Arts Entertainments

Daddy Ball – The painful reality of youth sports

What do I mean by “daddy ball”? I am referring to a situation in a youth sport such as baseball, football, soccer, hockey, basketball, or any other competitive youth sport where a father coaches the team and plays his son above where he falls athletically. In short, daddy ball refers to the coach’s son playing preferred positions or increasing playing time, to the exclusion of other, more athletically gifted competitors.

Having raised two children, I can say that there is nothing quite as painful as watching a coach play the game to promote his own child’s talents. When a game is played and it clearly revolves around the coach’s son, unless he’s the best athlete on the team, it’s dad.

In baseball, you might see dad’s ball coach’s son hitting ahead of players with higher batting averages, playing shortstop, or pitching often and not getting the job done. In football, it usually involves increased playing time and the quarterback or running back position or, in most short goal and goal scoring situations, mostly a kid gets a chance to be the hero and score the touchdown, of course, the coach’s son.

Regardless of the sport, the concept is the same: when a child gets play time or a position they don’t earn through their own hard work and athletic ability, or if others who can do the job don’t get the opportunity, then the child of the coach can play more – it’s daddy ball.

I believe that coaches who play their son above where he falls athletically are cheating their son, the other guys, the team, and themselves. What do I mean by that bold statement?

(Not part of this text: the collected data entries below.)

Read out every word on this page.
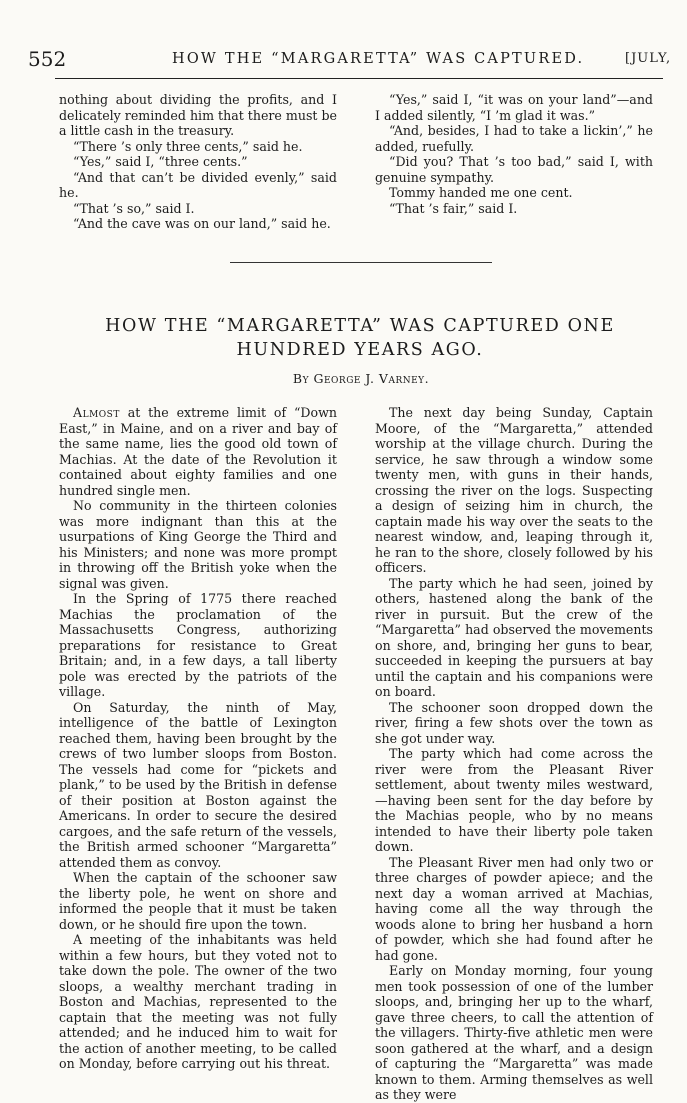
552	HOW THE “MARGARETTA” WAS CAPTURED.	[JULY,

nothing about dividing the profits, and I delicately reminded him that there must be a little cash in the treasury.

“There ’s only three cents,” said he.

“Yes,” said I, “three cents.”

“And that can’t be divided evenly,” said he.

“That ’s so,” said I.

“And the cave was on our land,” said he.

“Yes,” said I, “it was on your land”—and I added silently, “I ’m glad it was.”

“And, besides, I had to take a lickin’,” he added, ruefully.

“Did you? That ’s too bad,” said I, with genuine sympathy.

Tommy handed me one cent.

“That ’s fair,” said I.

HOW THE “MARGARETTA” WAS CAPTURED ONE
HUNDRED YEARS AGO.
By George J. Varney.

Almost at the extreme limit of “Down East,” in Maine, and on a river and bay of the same name, lies the good old town of Machias. At the date of the Revolution it contained about eighty families and one hundred single men.

No community in the thirteen colonies was more indignant than this at the usurpations of King George the Third and his Ministers; and none was more prompt in throwing off the British yoke when the signal was given.

In the Spring of 1775 there reached Machias the proclamation of the Massachusetts Congress, authorizing preparations for resistance to Great Britain; and, in a few days, a tall liberty pole was erected by the patriots of the village.

On Saturday, the ninth of May, intelligence of the battle of Lexington reached them, having been brought by the crews of two lumber sloops from Boston. The vessels had come for “pickets and plank,” to be used by the British in defense of their position at Boston against the Americans. In order to secure the desired cargoes, and the safe return of the vessels, the British armed schooner “Margaretta” attended them as convoy.

When the captain of the schooner saw the liberty pole, he went on shore and informed the people that it must be taken down, or he should fire upon the town.

A meeting of the inhabitants was held within a few hours, but they voted not to take down the pole. The owner of the two sloops, a wealthy merchant trading in Boston and Machias, represented to the captain that the meeting was not fully attended; and he induced him to wait for the action of another meeting, to be called on Monday, before carrying out his threat.

The next day being Sunday, Captain Moore, of the “Margaretta,” attended worship at the village church. During the service, he saw through a window some twenty men, with guns in their hands, crossing the river on the logs. Suspecting a design of seizing him in church, the captain made his way over the seats to the nearest window, and, leaping through it, he ran to the shore, closely followed by his officers.

The party which he had seen, joined by others, hastened along the bank of the river in pursuit. But the crew of the “Margaretta” had observed the movements on shore, and, bringing her guns to bear, succeeded in keeping the pursuers at bay until the captain and his companions were on board.

The schooner soon dropped down the river, firing a few shots over the town as she got under way.

The party which had come across the river were from the Pleasant River settlement, about twenty miles westward,—having been sent for the day before by the Machias people, who by no means intended to have their liberty pole taken down.

The Pleasant River men had only two or three charges of powder apiece; and the next day a woman arrived at Machias, having come all the way through the woods alone to bring her husband a horn of powder, which she had found after he had gone.

Early on Monday morning, four young men took possession of one of the lumber sloops, and, bringing her up to the wharf, gave three cheers, to call the attention of the villagers. Thirty-five athletic men were soon gathered at the wharf, and a design of capturing the “Margaretta” was made known to them. Arming themselves as well as they were
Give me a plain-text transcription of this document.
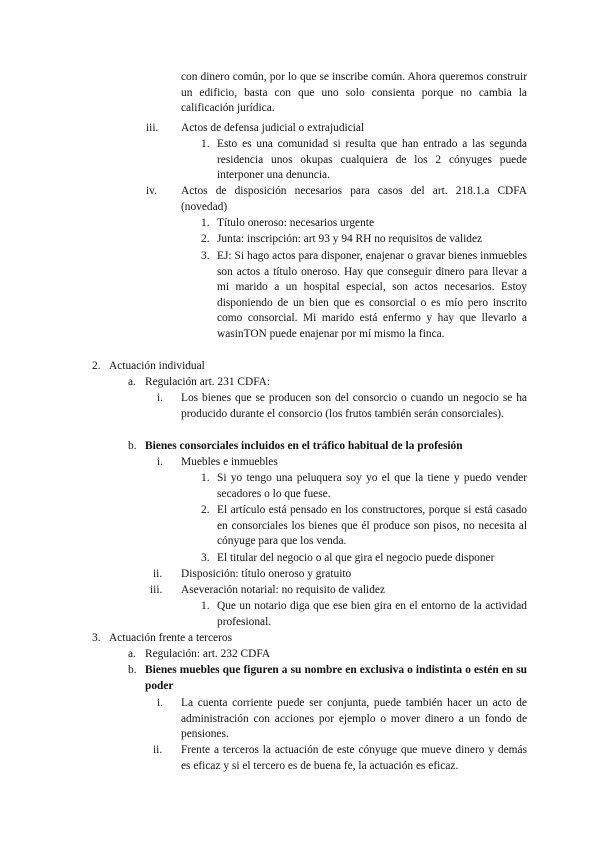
con dinero común, por lo que se inscribe común. Ahora queremos construir un edificio, basta con que uno solo consienta porque no cambia la calificación jurídica.
iii. Actos de defensa judicial o extrajudicial
1. Esto es una comunidad si resulta que han entrado a las segunda residencia unos okupas cualquiera de los 2 cónyuges puede interponer una denuncia.
iv. Actos de disposición necesarios para casos del art. 218.1.a CDFA (novedad)
1. Título oneroso: necesarios urgente
2. Junta: inscripción: art 93 y 94 RH no requisitos de validez
3. EJ: Si hago actos para disponer, enajenar o gravar bienes inmuebles son actos a título oneroso. Hay que conseguir dinero para llevar a mi marido a un hospital especial, son actos necesarios. Estoy disponiendo de un bien que es consorcial o es mío pero inscrito como consorcial. Mi marido está enfermo y hay que llevarlo a wasinTON puede enajenar por mí mismo la finca.
2. Actuación individual
a. Regulación art. 231 CDFA:
i. Los bienes que se producen son del consorcio o cuando un negocio se ha producido durante el consorcio (los frutos también serán consorciales).
b. Bienes consorciales incluidos en el tráfico habitual de la profesión
i. Muebles e inmuebles
1. Si yo tengo una peluquera soy yo el que la tiene y puedo vender secadores o lo que fuese.
2. El artículo está pensado en los constructores, porque si está casado en consorciales los bienes que él produce son pisos, no necesita al cónyuge para que los venda.
3. El titular del negocio o al que gira el negocio puede disponer
ii. Disposición: título oneroso y gratuito
iii. Aseveración notarial: no requisito de validez
1. Que un notario diga que ese bien gira en el entorno de la actividad profesional.
3. Actuación frente a terceros
a. Regulación: art. 232 CDFA
b. Bienes muebles que figuren a su nombre en exclusiva o indistinta o estén en su poder
i. La cuenta corriente puede ser conjunta, puede también hacer un acto de administración con acciones por ejemplo o mover dinero a un fondo de pensiones.
ii. Frente a terceros la actuación de este cónyuge que mueve dinero y demás es eficaz y si el tercero es de buena fe, la actuación es eficaz.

A coach who doesn’t earn his son his position has, in effect, trained the child to expect something for nothing. Moving on over time, the boy expects things to be given to him and has little incentive to put in the hard work necessary to beat other young athletes and actually earn what he gets.

Would that be the type of employee you would like to hire outside of the university? So I say, the coach who didn’t make his son really earn his place on the team has cheated on his own son.

It’s easy to say that the other teammates who may have higher batting averages, or were otherwise in a better position to play a spot, were cheated because the coach’s son was able to play him.

Young boys have few; in as high regard as their coach, if they put in the effort, have a good attitude, and can beat another kid, they deserve to play the spot.

A coach, who won’t play the best guy for the job to work on another agenda, improving his own son’s ability, shouldn’t be coaching the team.

Daddy Ball also serves to deceive the team, as a team, because when guys aren’t playing where they get put down athletically, the team will be less competitive and the guys will be less motivated. Resulting in a team that is not all it could have been.

Well, how does the coach who plays daddy ball fool himself?

A coach who puts his son above his athletic ability to the detriment of more qualified children has failed in his primary mission as a parent, which is to adequately prepare your son to leave the nest and fend for himself. When children don’t experience winning through their own efforts and truly competing, they suffer.

How do you avoid daddy’s dance?

The main way to avoid the dad dance is to coach the team yourself. But if you do, take a careful and objective measure of each child’s athletic ability and play accordingly, lest you fall into the daddy-coaching role.

One way to lessen the impact of daddy ball is to have your child part of a team led by a father whose son is clearly the best athlete on the team. In that situation, it will be difficult for the coach to play the son above the more athletic children.

Or if you can afford it, the best way to avoid daddy ball is to play your kids with a coach who doesn’t have kids on the team. This will be a paid professional trainer or someone who really loves the game. If you choose the paid coach route, ask the paid coach tough questions before joining the team, as some paid coaches seem to feel obligated to the parent who helps coach or assemble the team and you may find your child back on the team. same situation. you were trying so hard to avoid.

It has been my observation that coaches who play daddy ball are generally in denial about the situation. They usually have eyes for a guy on the team, their own.

Some coaches feel that by coaching the team they have earned the right to play with their child wherever and however they want and for the reasons stated above, I say, find another team.

Talking to dad’s coach has little chance of success because it involves his own son. If you talk to the coach, be very careful to keep the conversation about facts and not opinions.

In baseball, that may mean keeping batting statistics or another objective measure depending on the sport and the situation. You can give the coach the batting averages of all the players on the team and he will receive the message without a spoken word.

With dad’s coach, the best option for his son may be to finish the season and more carefully select another team next year.